弁護士・認定NPO法人ヒューマンライツ・ナウ研究員

 

はじめに

2015年9月に国連総会で「持続可能な開発のための2030アジェンダ」が採択され、その中には「持続可能な開発目標(SDGs)」が掲げられている。

SDGsは、2000年に策定された「ミレニアム開発目標(MDGs)」を基にしているが、MDGsとSDGsの違いとして「普遍性(Universality)」が挙げられる。すなわち、MDGSは、専ら途上国の課題に注目していたのに対し、SDGsは先進国に対しても適用される。

 

SDGsと「人権」

 SDGsに「人権」という用語が明記されているのは、実は、目標4.7の人権教育に関する部分のみである。

しかし、SDGsの中の貧困、保健、教育といった目標は社会権に、目標16の司法アクセスや情報への アクセスなどは自由権に、それぞれ対応するものであり、目標5のジェンダー平等や目標10、16の不平等の是正などは、女性差別撤廃条約や人種差別撤廃条約、障害者権利条約に深く関わっている。

また、SDGs自体ではないが、「2030アジェンダ」は、複数箇所で人権に言及している。例えば、パラグラフ10では、新アジェンダは、「世界人権宣言、国際人権諸条約…にも基礎を置く」ことが明記され、パラグラフ19では、「世界人権宣言及びその他の人権に関する国際文書並びに国際法の重要性を確認」し、すべての国が「すべての人の人権と基本的な自由の尊重、保護及び促進責任を有すること」が強調されている。

国連人権高等弁務官事務所やEU諸国の国内人権機関は、SDGsを人権の観点から分析し、SDGsの各目標と国際人権条約の条文の対照表を作るなどの作業を進めている。

 

SDGsと日本国内の人権課題

 以上をまとめると、SDGsを実施するにあたっては、「普遍性」の原則に照らし、日本国内での人権課題の解決についても目を向ける必要があり、国際人権法が遵守されなければならない。

SDGsの日本国内での実施に最も関連する国際人権法の規範は、日本が批准している国際人権諸条約及び同条約の実施機関である各条約機関が日本政府に出した勧告である。

したがって、SDGsの国内実施にあたっては、人権条約機関の勧告の内容に沿った実施手段が求められる。
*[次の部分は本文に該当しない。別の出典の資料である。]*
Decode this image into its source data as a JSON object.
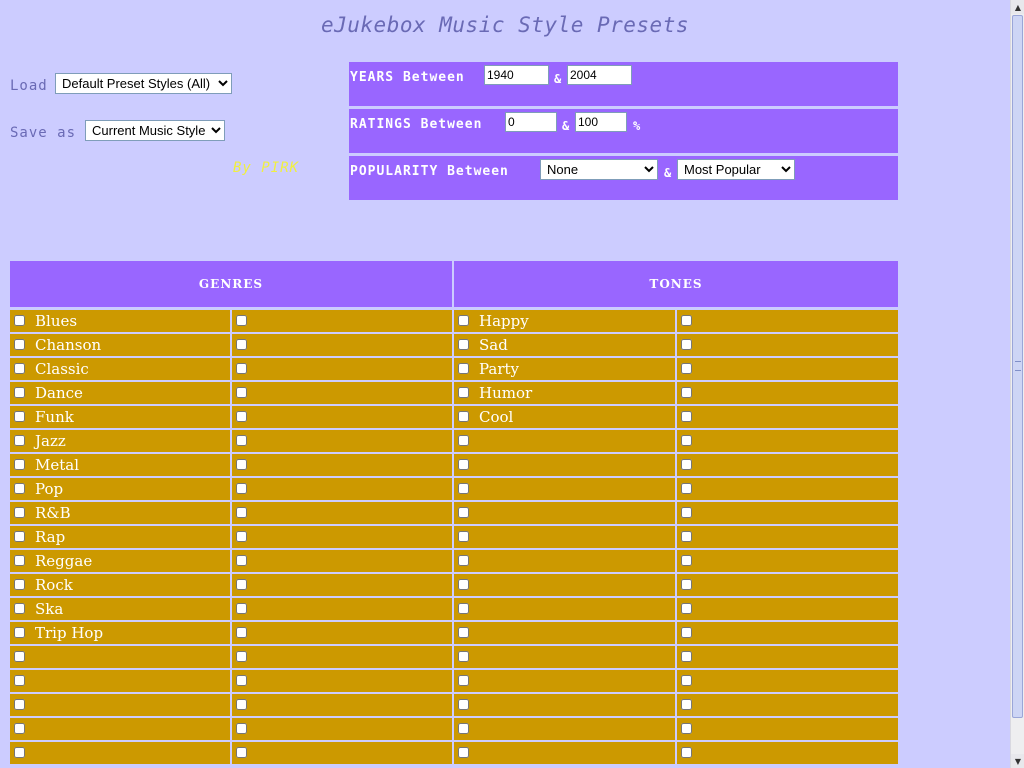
{
  "title": "eJukebox Music Style Presets",
  "load": {
    "label": "Load",
    "value": "Default Preset Styles (All)"
  },
  "save": {
    "label": "Save as",
    "value": "Current Music Style"
  },
  "byline": "By PIRK",
  "filters": {
    "years": {
      "label": "YEARS Between",
      "from": "1940",
      "amp": "&",
      "to": "2004"
    },
    "ratings": {
      "label": "RATINGS Between",
      "from": "0",
      "amp": "&",
      "to": "100",
      "unit": "%"
    },
    "popularity": {
      "label": "POPULARITY Between",
      "from": "None",
      "amp": "&",
      "to": "Most Popular"
    }
  },
  "genres": {
    "header": "GENRES",
    "items": [
      "Blues",
      "Chanson",
      "Classic",
      "Dance",
      "Funk",
      "Jazz",
      "Metal",
      "Pop",
      "R&B",
      "Rap",
      "Reggae",
      "Rock",
      "Ska",
      "Trip Hop",
      "",
      "",
      "",
      "",
      ""
    ]
  },
  "tones": {
    "header": "TONES",
    "items": [
      "Happy",
      "Sad",
      "Party",
      "Humor",
      "Cool",
      "",
      "",
      "",
      "",
      "",
      "",
      "",
      "",
      "",
      "",
      "",
      "",
      "",
      ""
    ]
  },
  "colors": {
    "background": "#ccccff",
    "panel": "#9966ff",
    "cell": "#cc9900",
    "title": "#6a6ab5",
    "byline": "#f0f040"
  }
}
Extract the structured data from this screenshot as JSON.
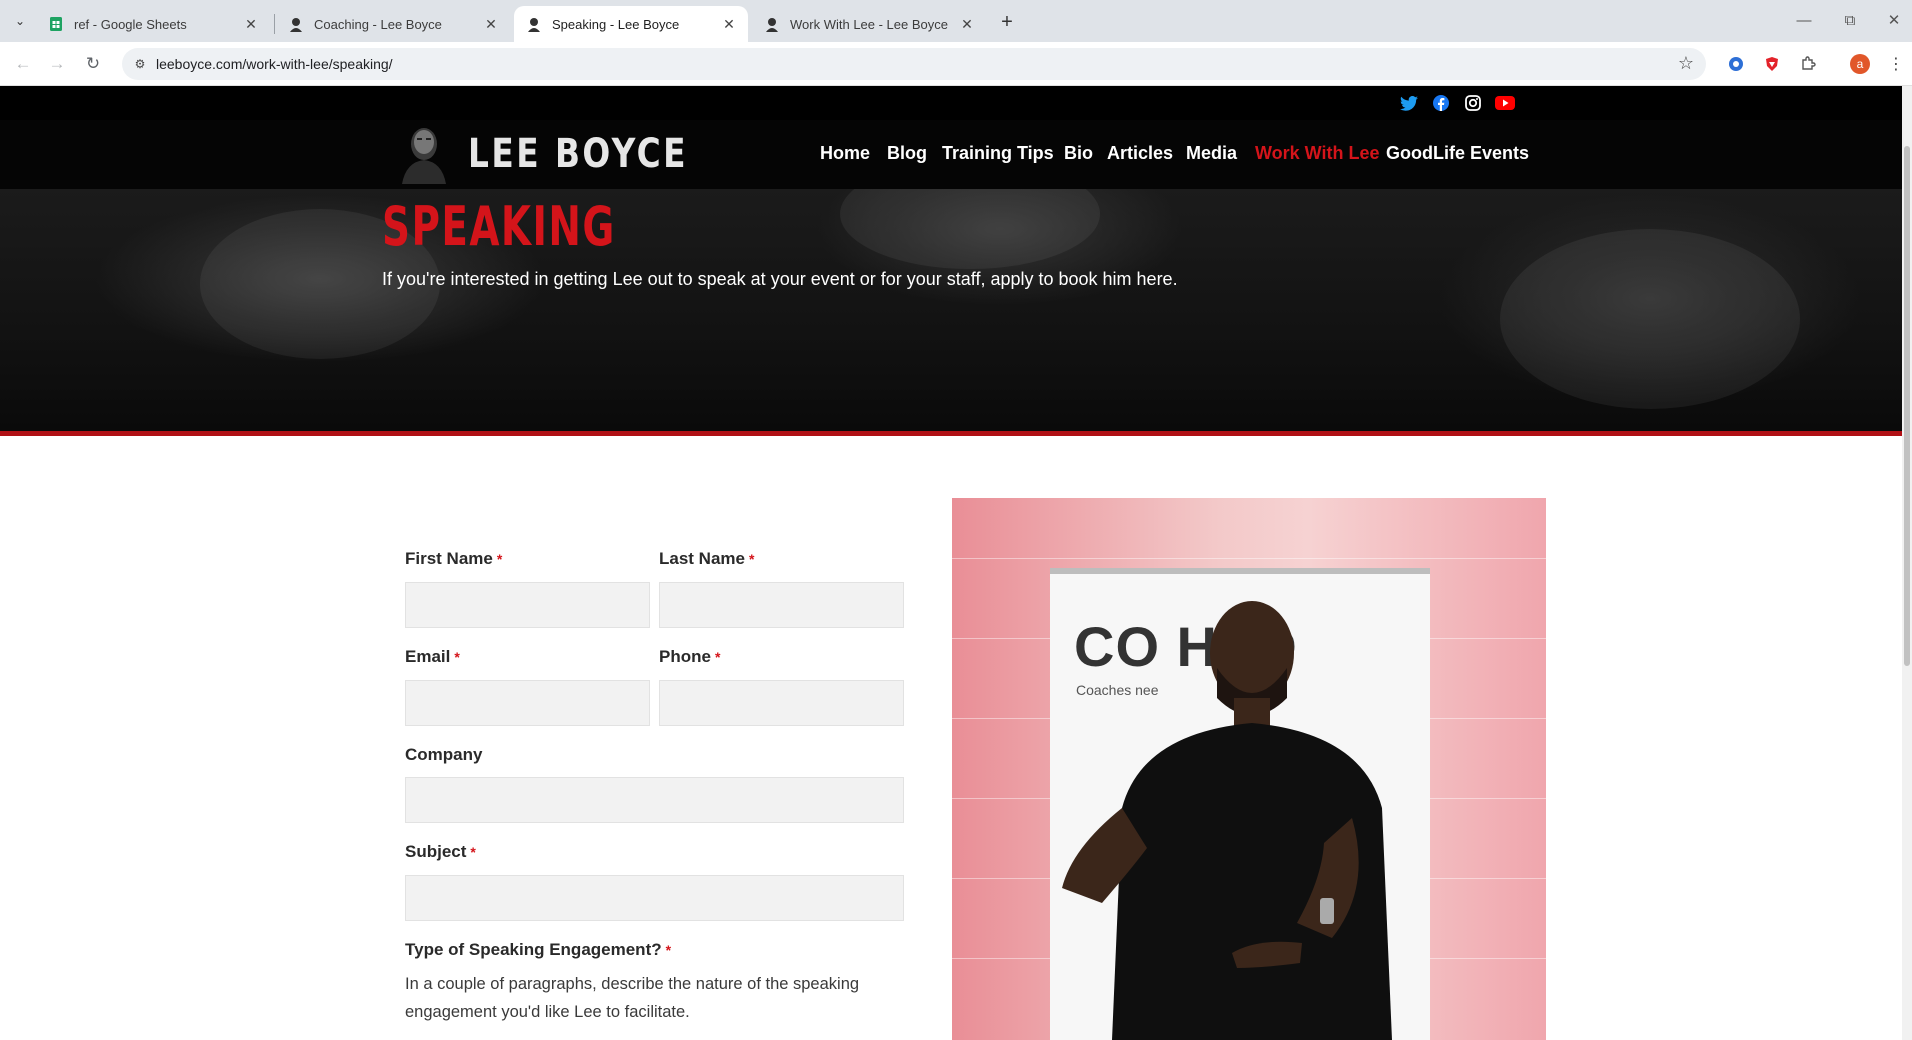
{
  "browser": {
    "tabs": [
      {
        "title": "ref - Google Sheets",
        "icon": "sheets-icon"
      },
      {
        "title": "Coaching - Lee Boyce",
        "icon": "lee-boyce-favicon"
      },
      {
        "title": "Speaking - Lee Boyce",
        "icon": "lee-boyce-favicon",
        "active": true
      },
      {
        "title": "Work With Lee - Lee Boyce",
        "icon": "lee-boyce-favicon"
      }
    ],
    "url": "leeboyce.com/work-with-lee/speaking/",
    "profile_initial": "a"
  },
  "site": {
    "logo_text": "LEE BOYCE",
    "nav": [
      {
        "label": "Home"
      },
      {
        "label": "Blog"
      },
      {
        "label": "Training Tips"
      },
      {
        "label": "Bio"
      },
      {
        "label": "Articles"
      },
      {
        "label": "Media"
      },
      {
        "label": "Work With Lee",
        "active": true
      },
      {
        "label": "GoodLife Events"
      }
    ],
    "social": [
      "twitter-icon",
      "facebook-icon",
      "instagram-icon",
      "youtube-icon"
    ],
    "hero": {
      "title": "SPEAKING",
      "subtitle": "If you're interested in getting Lee out to speak at your event or for your staff, apply to book him here."
    },
    "form": {
      "required_mark": "*",
      "first_name": "First Name",
      "last_name": "Last Name",
      "email": "Email",
      "phone": "Phone",
      "company": "Company",
      "subject": "Subject",
      "engagement_type": "Type of Speaking Engagement?",
      "engagement_desc": "In a couple of paragraphs, describe the nature of the speaking engagement you'd like Lee to facilitate."
    },
    "photo": {
      "banner_text": "CO  HED",
      "banner_sub": "Coaches nee"
    }
  },
  "colors": {
    "accent_red": "#d4141a",
    "nav_bg": "#050505"
  }
}
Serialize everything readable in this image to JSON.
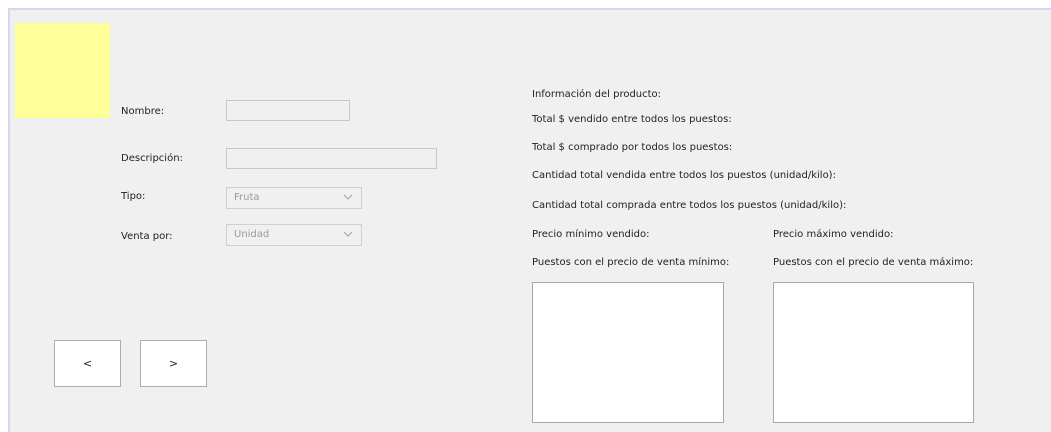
{
  "form": {
    "image_color": "#ffff99",
    "nombre_label": "Nombre:",
    "nombre_value": "",
    "descripcion_label": "Descripción:",
    "descripcion_value": "",
    "tipo_label": "Tipo:",
    "tipo_value": "Fruta",
    "venta_label": "Venta por:",
    "venta_value": "Unidad"
  },
  "nav": {
    "prev_label": "<",
    "next_label": ">"
  },
  "info": {
    "title": "Información del producto:",
    "total_vendido": "Total $ vendido entre todos los puestos:",
    "total_comprado": "Total $ comprado por todos los puestos:",
    "cantidad_vendida": "Cantidad total vendida entre todos los puestos (unidad/kilo):",
    "cantidad_comprada": "Cantidad total comprada entre todos los puestos (unidad/kilo):",
    "precio_minimo": "Precio mínimo vendido:",
    "precio_maximo": "Precio máximo vendido:",
    "puestos_minimo": "Puestos con el precio de venta  mínimo:",
    "puestos_maximo": "Puestos con el precio de venta máximo:",
    "puestos_minimo_items": [],
    "puestos_maximo_items": []
  }
}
例えば、目標16.bにおいては、「非差別的な法規及び政策を推進し実施する」ものとされているが、この目標を実現するためには、人権条約機関からの度重なる勧告を踏まえ、包括的な差別禁止法の制定が必要になる。

 

国内の人権問題に取り組む市民もSDGsを使おう

 日本政府もSDGs実施指針の策定を進めており、2016年5月にはSDGs推進本部を設置、9月には実施指針の策定に向けた円卓会議を開催している。

しかし、円卓会議の資料として政府が作成したSDGs実施指針のたたき台及びその具体的施策案は、既存の政策の寄せ集めに過ぎず、国際人権法の要請はまったく考慮されていない(「人権」という用語は一言も使用されていない!)。

日本国内の人権課題の解決に取り組んできた市民の間でSDGsへの認知度は低い。今後SDGsの実施に対する国内外の関心が高まるのは確実であり、SDGsは人権課題を解決するためのツールとなりうる。今後は、人権問題に取り組む市民も、政府のSDGs実施指針に人権の視点が反映されるようモニタリングしていくことが重要になる。